Fordilla are small bivalves with valves that are equal in size and suboval in shape. In size Fordilla specimens reach a total shell length of up to 4 millimetres (0.16 in) and a height of 25 millimetres (0.98 in). The shells are compressed laterally and the back edge is slightly broadened. The rear adductor is less developed and smaller than the front adductor, while the small pedal retractor muscle scar is positioned near the front adductor scar. The valve hing is usually straight to slightly convexly curved and each valve will have at most one tooth present. The external surface of the shell occasionally show faint ribbing. The inner shell layers of Fordilla species, as with the related genus Pojetaia, consist of layers of carbonate which is akin to the laminar aragonite layer found in extant monoplacophora. The structuring is similar to shell layering found in the extinct genera Anabarella and Watsonella which is thought to suggest members of the phylum Mollusca developed nacre independently several times. Due to the size and age of the fossil specimens, Fordilla are included as part of the Turkish Small shelly fauna.

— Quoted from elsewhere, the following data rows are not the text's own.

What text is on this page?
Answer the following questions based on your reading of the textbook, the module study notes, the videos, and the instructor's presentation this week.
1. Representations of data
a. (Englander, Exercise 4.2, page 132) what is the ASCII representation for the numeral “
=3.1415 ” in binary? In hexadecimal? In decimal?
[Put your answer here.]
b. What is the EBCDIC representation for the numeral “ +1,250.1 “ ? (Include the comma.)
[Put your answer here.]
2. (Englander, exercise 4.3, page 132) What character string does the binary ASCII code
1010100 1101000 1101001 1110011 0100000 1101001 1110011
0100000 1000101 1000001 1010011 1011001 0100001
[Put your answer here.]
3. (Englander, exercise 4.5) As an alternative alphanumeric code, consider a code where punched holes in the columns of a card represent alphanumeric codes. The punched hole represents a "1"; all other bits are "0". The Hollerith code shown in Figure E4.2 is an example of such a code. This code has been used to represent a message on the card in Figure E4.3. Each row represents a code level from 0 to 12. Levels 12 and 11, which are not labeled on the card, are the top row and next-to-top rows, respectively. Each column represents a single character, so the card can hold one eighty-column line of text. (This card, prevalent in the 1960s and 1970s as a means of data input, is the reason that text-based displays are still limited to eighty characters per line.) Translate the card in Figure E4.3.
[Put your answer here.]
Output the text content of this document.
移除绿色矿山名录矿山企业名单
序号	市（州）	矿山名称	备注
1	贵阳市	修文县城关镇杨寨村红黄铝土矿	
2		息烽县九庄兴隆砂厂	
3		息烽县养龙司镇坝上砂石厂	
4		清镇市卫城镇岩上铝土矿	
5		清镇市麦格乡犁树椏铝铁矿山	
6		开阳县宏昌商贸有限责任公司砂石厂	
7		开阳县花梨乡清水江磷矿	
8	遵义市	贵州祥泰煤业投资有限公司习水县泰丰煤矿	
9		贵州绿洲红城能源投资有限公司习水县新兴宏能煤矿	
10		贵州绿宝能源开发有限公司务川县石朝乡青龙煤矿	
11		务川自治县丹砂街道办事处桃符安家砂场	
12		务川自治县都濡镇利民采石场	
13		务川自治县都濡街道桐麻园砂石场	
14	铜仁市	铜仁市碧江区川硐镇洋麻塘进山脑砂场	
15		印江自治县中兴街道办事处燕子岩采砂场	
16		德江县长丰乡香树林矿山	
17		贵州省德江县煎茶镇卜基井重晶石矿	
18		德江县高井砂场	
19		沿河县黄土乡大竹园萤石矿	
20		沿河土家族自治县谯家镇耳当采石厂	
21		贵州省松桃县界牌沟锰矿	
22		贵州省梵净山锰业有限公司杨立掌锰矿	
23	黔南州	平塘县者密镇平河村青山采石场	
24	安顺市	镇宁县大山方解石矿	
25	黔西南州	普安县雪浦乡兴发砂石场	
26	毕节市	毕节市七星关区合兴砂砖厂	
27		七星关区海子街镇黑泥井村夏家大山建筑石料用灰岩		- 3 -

Described in 1994, F. germanica is the most recent valid species of Fordilla to be described. As the species etymology indicates, the species was first described from strata of the Zwetau Formation in Germany, with the type locality at Görlitz, Saxony. The species is identifiable from the other two Fordilla species by the more elongated shape of the valves, the straight dorsal edge which has a slight tilt, and by the muscle arrangement. The shells reach up to 3.8 millimetres (0.15 in) long, by 1.8 millimetres (0.071 in) wide and 1.1 millimetres (0.043 in) tall. The placement of F. germanica questioned by Geyer and Streng in 1998 who, noting the size of the specimens, moved the species to Pojetaia as P. germanica. This move was rejected by subsequent authors and the species moved back to Fordilla by Elicki in 2009.